Таково наше купе, которое я называю медвежьей берлогой. Признаться, вначале я называл его купе, как это и принято, тем более, что поезд у нас не какой-нибудь, а „Диана-экспресс“… Экспресс этот идет из города Ямбола, древнее имя которого — Дианополис. Ваш покорный слуга тоже возвращается из города Ямбола с древним именем Дианополис — город был назван так в честь богини охоты Дианы. В наше время жители города поставили богине памятник. Хотя с той дождливой осени прошло лет пять, а может и больше, я все еще помню, что богиня изваяна с луком и стрелой, а перед ней ирландский сеттер или какая-то другая породистая собака делает стойку. Памятник разделен на две части, к примеру, тут на траве стоит богиня, а немного дальше (тоже на траве) застыла в стойке собака, так что все выглядит почти как живое.
Правда, мокрое.
И богиню, и собаку поливает монотонный дождь, они теперь черные и блестящие. Однако, если со стороны плавней на реке Тундже покажется пестрый силуэт колхидского фазана, дождь не помешает богине отпустить тетиву и послать в фазана стрелу. А может быть, память изменяет мне, может быть, богиня уже отпустила тетиву и летящая стрела давно ударила прямо в сердце летящего сквозь дождь фазана… Все это медленно проворачивается в моем воображении и скользит назад вместе с серыми рощицами, окутанными дождем, мокрыми полями, холодными зеркалами затопленных нив, облетевшими деревьями с унылой птицей на ветке, стожками кукурузных стеблей и прочим. На станциях слышно, как дождь барабанит по жестяной крыше вагона. Пассажир с коротенькими ручками оживляется в своем углу, спрашивает, что за станция, один из стриженых затылков опускает окно, высовывается, смотрит налево, направо и обычно отвечает или что поезд не доехал до станции или что он ее проехал. „Да ты спроси!“— говорит тот из угла, и тогда коротко подстриженный спрашивает у кого-нибудь, кто бежит под дождем по перрону, ему что-то отвечают на бегу, после чего коротко подстриженный качает головой и говорит, закрывая окно: „Буркнул себе под нос, а что — не поймешь!“ Иногда станция оказывается с другой стороны поезда, и тогда некого даже и спросить.

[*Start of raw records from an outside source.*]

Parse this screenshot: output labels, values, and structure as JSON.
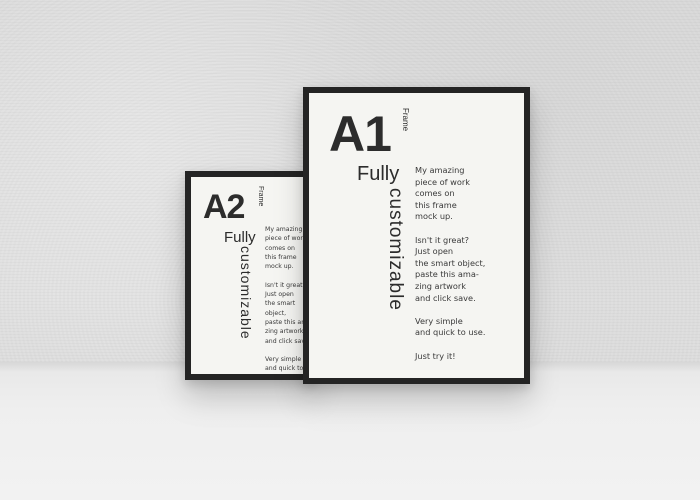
{
  "frames": {
    "a2": {
      "title": "A2",
      "small_label": "Frame",
      "headline": "Fully",
      "vertical_text": "customizable",
      "body": "My amazing\npiece of work\ncomes on\nthis frame\nmock up.\n\nIsn't it great?\nJust open\nthe smart object,\npaste this ama-\nzing artwork\nand click save.\n\nVery simple\nand quick to use.\n\nJust try it!"
    },
    "a1": {
      "title": "A1",
      "small_label": "Frame",
      "headline": "Fully",
      "vertical_text": "customizable",
      "body": "My amazing\npiece of work\ncomes on\nthis frame\nmock up.\n\nIsn't it great?\nJust open\nthe smart object,\npaste this ama-\nzing artwork\nand click save.\n\nVery simple\nand quick to use.\n\nJust try it!"
    }
  },
  "colors": {
    "frame": "#242424",
    "paper": "#f5f5f2",
    "text": "#2c2c2c"
  }
}
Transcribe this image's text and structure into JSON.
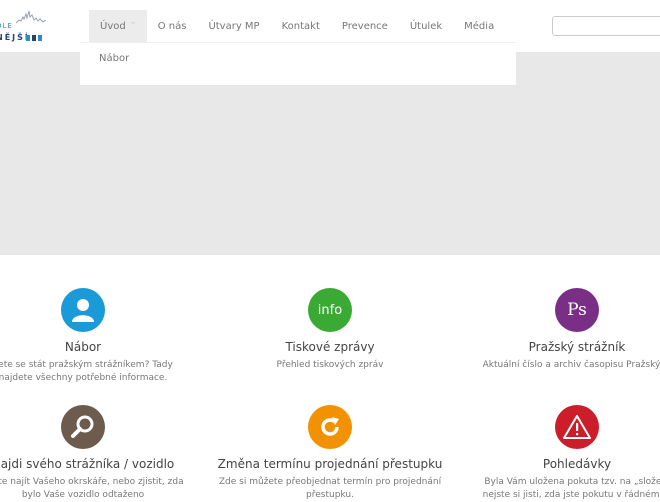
{
  "logo": {
    "top_text": "OLE",
    "bottom_text": "NĚJŠÍ"
  },
  "nav": {
    "items": [
      "Úvod",
      "O nás",
      "Útvary MP",
      "Kontakt",
      "Prevence",
      "Útulek",
      "Média"
    ],
    "active": "Úvod",
    "dropdown": [
      "Nábor"
    ]
  },
  "cards": [
    {
      "title": "Nábor",
      "desc_lines": [
        "cete se stát pražským strážníkem? Tady",
        "najdete všechny potřebné informace."
      ],
      "icon": "user-icon",
      "color": "#1a9ad6"
    },
    {
      "title": "Tiskové zprávy",
      "desc_lines": [
        "Přehled tiskových zpráv"
      ],
      "icon": "info-icon",
      "icon_text": "info",
      "color": "#3aaa35"
    },
    {
      "title": "Pražský strážník",
      "desc_lines": [
        "Aktuální číslo a archiv časopisu Pražský st"
      ],
      "icon": "ps-logo-icon",
      "icon_text": "Ps",
      "color": "#7a2f86"
    },
    {
      "title": "Najdi svého strážníka / vozidlo",
      "desc_lines": [
        "ůžete najít Vašeho okrskáře, nebo zjistit, zda",
        "bylo Vaše vozidlo odtaženo"
      ],
      "icon": "magnifier-icon",
      "color": "#6d5b4d"
    },
    {
      "title": "Změna termínu projednání přestupku",
      "desc_lines": [
        "Zde si můžete přeobjednat termín pro projednání",
        "přestupku."
      ],
      "icon": "refresh-icon",
      "color": "#f39200"
    },
    {
      "title": "Pohledávky",
      "desc_lines": [
        "Byla Vám uložena pokuta tzv. na „složení",
        "nejste si jisti, zda jste pokutu v řádném te"
      ],
      "icon": "warning-icon",
      "color": "#cc1d2a"
    }
  ]
}
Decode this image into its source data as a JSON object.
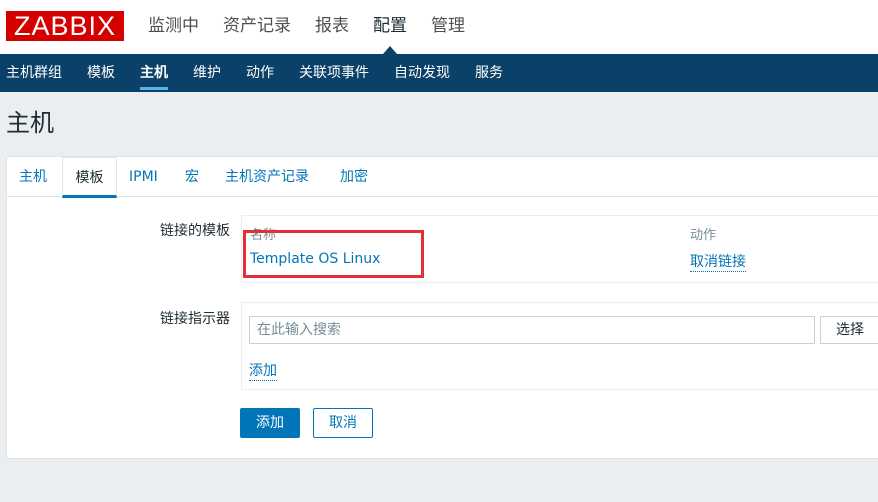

Все это происходило в начале нашего путешествия. Постепенно мы все реже интересуемся, на какой станции остановился поезд, пожалуй даже перестаем замечать, что поезд время от времени останавливается, дождь барабанит по жестяной крыше, но барабанит глухо, садятся новые пассажиры, те, кто стоит в коридоре, расступаются, пассажир в штормовке вдвигается в наше купе, прижимает нас, снова выходит и с треском закрывает дверь, так и не обернувшись. Младенец, лежащий между женщиной и солдатом, продолжает спать.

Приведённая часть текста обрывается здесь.